- Directed by: Lupita A. Kashiwahara
- Screenplay by: Armando Lao
- Based on: Hati Tayo sa Magdamag by Sally Esteban
- Produced by: Ramon Salvador
- Starring: Edu Manzano; Tetchie Agbayani; Jacklyn Jose; Francis Magalona; Armida Siguion Reyna; Caridad Sanchez; Eddie Rodriguez;
- Cinematography: Ato Bernardo
- Edited by: Ike Jarlego Jr.
- Music by: Mon del Rosario
- Production company: Viva Films
- Release date: March 9, 1988;
- Country: Philippines
- Language: Filipino

= Hati Tayo sa Magdamag =

1988 Filipino romantic drama film

Hati Tayo sa Magdamag (lit. 'We Share the Evening') is a 1988 Filipino romantic drama film directed by Lupita A. Kashiwahara and written by Armando Lao.
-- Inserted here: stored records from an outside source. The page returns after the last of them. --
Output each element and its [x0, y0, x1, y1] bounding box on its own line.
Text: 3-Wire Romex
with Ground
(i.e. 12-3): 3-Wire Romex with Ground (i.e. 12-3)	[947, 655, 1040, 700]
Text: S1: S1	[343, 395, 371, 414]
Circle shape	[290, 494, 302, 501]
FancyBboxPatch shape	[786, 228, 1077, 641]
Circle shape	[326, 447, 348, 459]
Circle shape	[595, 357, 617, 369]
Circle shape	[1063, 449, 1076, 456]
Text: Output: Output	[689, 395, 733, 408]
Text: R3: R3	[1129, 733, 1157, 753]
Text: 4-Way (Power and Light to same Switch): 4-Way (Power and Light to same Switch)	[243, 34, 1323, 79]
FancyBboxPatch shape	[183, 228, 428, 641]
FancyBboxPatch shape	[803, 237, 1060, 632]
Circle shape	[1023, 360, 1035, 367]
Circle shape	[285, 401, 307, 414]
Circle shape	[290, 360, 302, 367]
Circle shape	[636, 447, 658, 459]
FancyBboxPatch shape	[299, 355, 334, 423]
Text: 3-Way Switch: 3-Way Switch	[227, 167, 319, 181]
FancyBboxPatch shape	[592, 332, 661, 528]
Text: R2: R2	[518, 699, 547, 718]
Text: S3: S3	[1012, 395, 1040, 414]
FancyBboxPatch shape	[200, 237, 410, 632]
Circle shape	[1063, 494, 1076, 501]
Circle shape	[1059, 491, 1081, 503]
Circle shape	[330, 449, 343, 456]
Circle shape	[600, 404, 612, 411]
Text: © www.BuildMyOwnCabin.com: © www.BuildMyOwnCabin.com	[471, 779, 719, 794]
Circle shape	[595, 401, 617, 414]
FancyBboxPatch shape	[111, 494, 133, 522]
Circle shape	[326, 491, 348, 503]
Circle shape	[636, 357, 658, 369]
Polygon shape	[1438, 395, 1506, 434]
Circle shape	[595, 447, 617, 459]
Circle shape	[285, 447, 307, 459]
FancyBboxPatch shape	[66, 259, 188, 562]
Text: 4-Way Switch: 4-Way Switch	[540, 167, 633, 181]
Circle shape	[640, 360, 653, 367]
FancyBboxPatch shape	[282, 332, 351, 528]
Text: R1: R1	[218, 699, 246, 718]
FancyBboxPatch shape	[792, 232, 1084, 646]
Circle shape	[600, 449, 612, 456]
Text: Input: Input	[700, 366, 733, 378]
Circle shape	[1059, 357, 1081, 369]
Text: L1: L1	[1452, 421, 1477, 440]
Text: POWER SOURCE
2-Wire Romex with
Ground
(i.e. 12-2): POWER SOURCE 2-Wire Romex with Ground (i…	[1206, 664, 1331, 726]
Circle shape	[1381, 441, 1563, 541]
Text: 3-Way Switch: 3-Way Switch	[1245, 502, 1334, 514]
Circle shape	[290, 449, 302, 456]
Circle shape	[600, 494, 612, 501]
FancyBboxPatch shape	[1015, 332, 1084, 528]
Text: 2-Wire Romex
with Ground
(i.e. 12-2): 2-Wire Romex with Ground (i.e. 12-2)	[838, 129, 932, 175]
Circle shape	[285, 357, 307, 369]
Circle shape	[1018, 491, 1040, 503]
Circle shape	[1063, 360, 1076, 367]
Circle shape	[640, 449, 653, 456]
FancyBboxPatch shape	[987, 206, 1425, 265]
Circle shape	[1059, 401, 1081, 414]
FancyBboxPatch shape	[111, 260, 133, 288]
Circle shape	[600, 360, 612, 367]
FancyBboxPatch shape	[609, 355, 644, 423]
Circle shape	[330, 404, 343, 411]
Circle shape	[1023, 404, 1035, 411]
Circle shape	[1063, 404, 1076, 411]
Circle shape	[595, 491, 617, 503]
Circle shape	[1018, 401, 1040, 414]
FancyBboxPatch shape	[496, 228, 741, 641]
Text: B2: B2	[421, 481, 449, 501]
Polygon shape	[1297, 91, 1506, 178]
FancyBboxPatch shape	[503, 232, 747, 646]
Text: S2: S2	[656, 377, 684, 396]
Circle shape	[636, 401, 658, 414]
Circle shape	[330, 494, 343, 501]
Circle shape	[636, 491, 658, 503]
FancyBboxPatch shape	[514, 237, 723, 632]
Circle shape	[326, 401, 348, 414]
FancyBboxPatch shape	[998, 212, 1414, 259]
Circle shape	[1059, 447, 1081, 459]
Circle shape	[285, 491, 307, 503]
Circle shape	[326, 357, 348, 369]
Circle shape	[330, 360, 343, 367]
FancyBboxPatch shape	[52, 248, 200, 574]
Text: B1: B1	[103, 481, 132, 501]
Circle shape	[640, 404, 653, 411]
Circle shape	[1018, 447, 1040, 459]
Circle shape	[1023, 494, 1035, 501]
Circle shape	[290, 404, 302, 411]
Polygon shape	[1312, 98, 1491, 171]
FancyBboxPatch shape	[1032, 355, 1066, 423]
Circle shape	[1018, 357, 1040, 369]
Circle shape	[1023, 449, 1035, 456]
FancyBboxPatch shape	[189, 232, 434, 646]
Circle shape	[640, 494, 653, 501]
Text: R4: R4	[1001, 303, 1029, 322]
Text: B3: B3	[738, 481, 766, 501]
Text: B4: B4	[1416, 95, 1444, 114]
Adapted from the Extra Special Komiks "komik" of the same name by Sally Esteban, it stars Edu Manzano, Tetchie Agbayani, Jacklyn Jose, Francis Magalona, Armida Siguion Reyna, Caridad Sanchez and Eddie Rodriguez. Produced by Viva Films, the film was released on March 9, 1988.

Critic Lav Diaz gave Hati Tayo sa Magdamag a mixed review, stating that the film is "not too good and not quite a failure" while giving praise to Jose's performance.

==Cast==
- Edu Manzano as Jerry "Greggy" Pangilinan
- Tetchie Agbayani as Antonette Revilla
- Jacklyn Jose as Rochelle San Juan
- Francis Magalona as Arthur
- Armida Siguion Reyna as Doña Concha Revilla
- Caridad Sanches as Aling Pinang
- Eddie Rodriguez as Don Teofilo Revilla
- Janice Jurado as Don Teofilo's girlfriend
- Tina Loy as Nana Viring
- Junix Inocian as Mr. Diwa
- Jun Roy as Mang Selo
- Tito Tesoro as Mang Tito
- Freddie Papa as Mang Johnny
- Marie Barbacui as Inday
- Butch Gonzales as professor
- Dr. Joseph Laureta as doctor
- Anna Ascalon as nurse
- Alma Lerma as Doña Concha's friend
- Bessie Barredo as Doña Concha's friend
- Remy Novales as Doña Concha's friend

==Production==
Hati Tayo sa Magdamag is director Lupita A. Kashiwahara's first theatrical film in many years, and is based on the Extra Special Komiks "komik" of the same by Sally Esteban.

==Release==
Hati Tayo sa Magdamag was rated "A" by the Movie and Television Review and Classification Board (MTRCB), indicating a "Very Good" quality, and was released on March 9 or 10, 1988.

===Critical response===
Lav Diaz, writing for the Manila Standard, gave Hati Tayo sa Magdamag a mixed review, stating that the film is "not too good and not quite a failure. It has intense scenes and it also has some that can be open to interpretation." He also praised Jaclyn Jose's performance and the screenplay's lack of overly poetic dialogue, the latter of which he noted is a common trait among films produced by Viva Films, but he lamented the fact that a slapping scene still remained in the film, stating that "only one slap was done but this was a deafening crack on the film." He concluded on a positive note that the film is a step in the right direction for the studio to change its traditions.

==TV Rights acquisition==
ABS-CBN acquired the television rights to air the movie in 1990. It was retitled Hati Tayo sa Puso when it premiered on the network's weekend movie block Tagalog Movie Greats.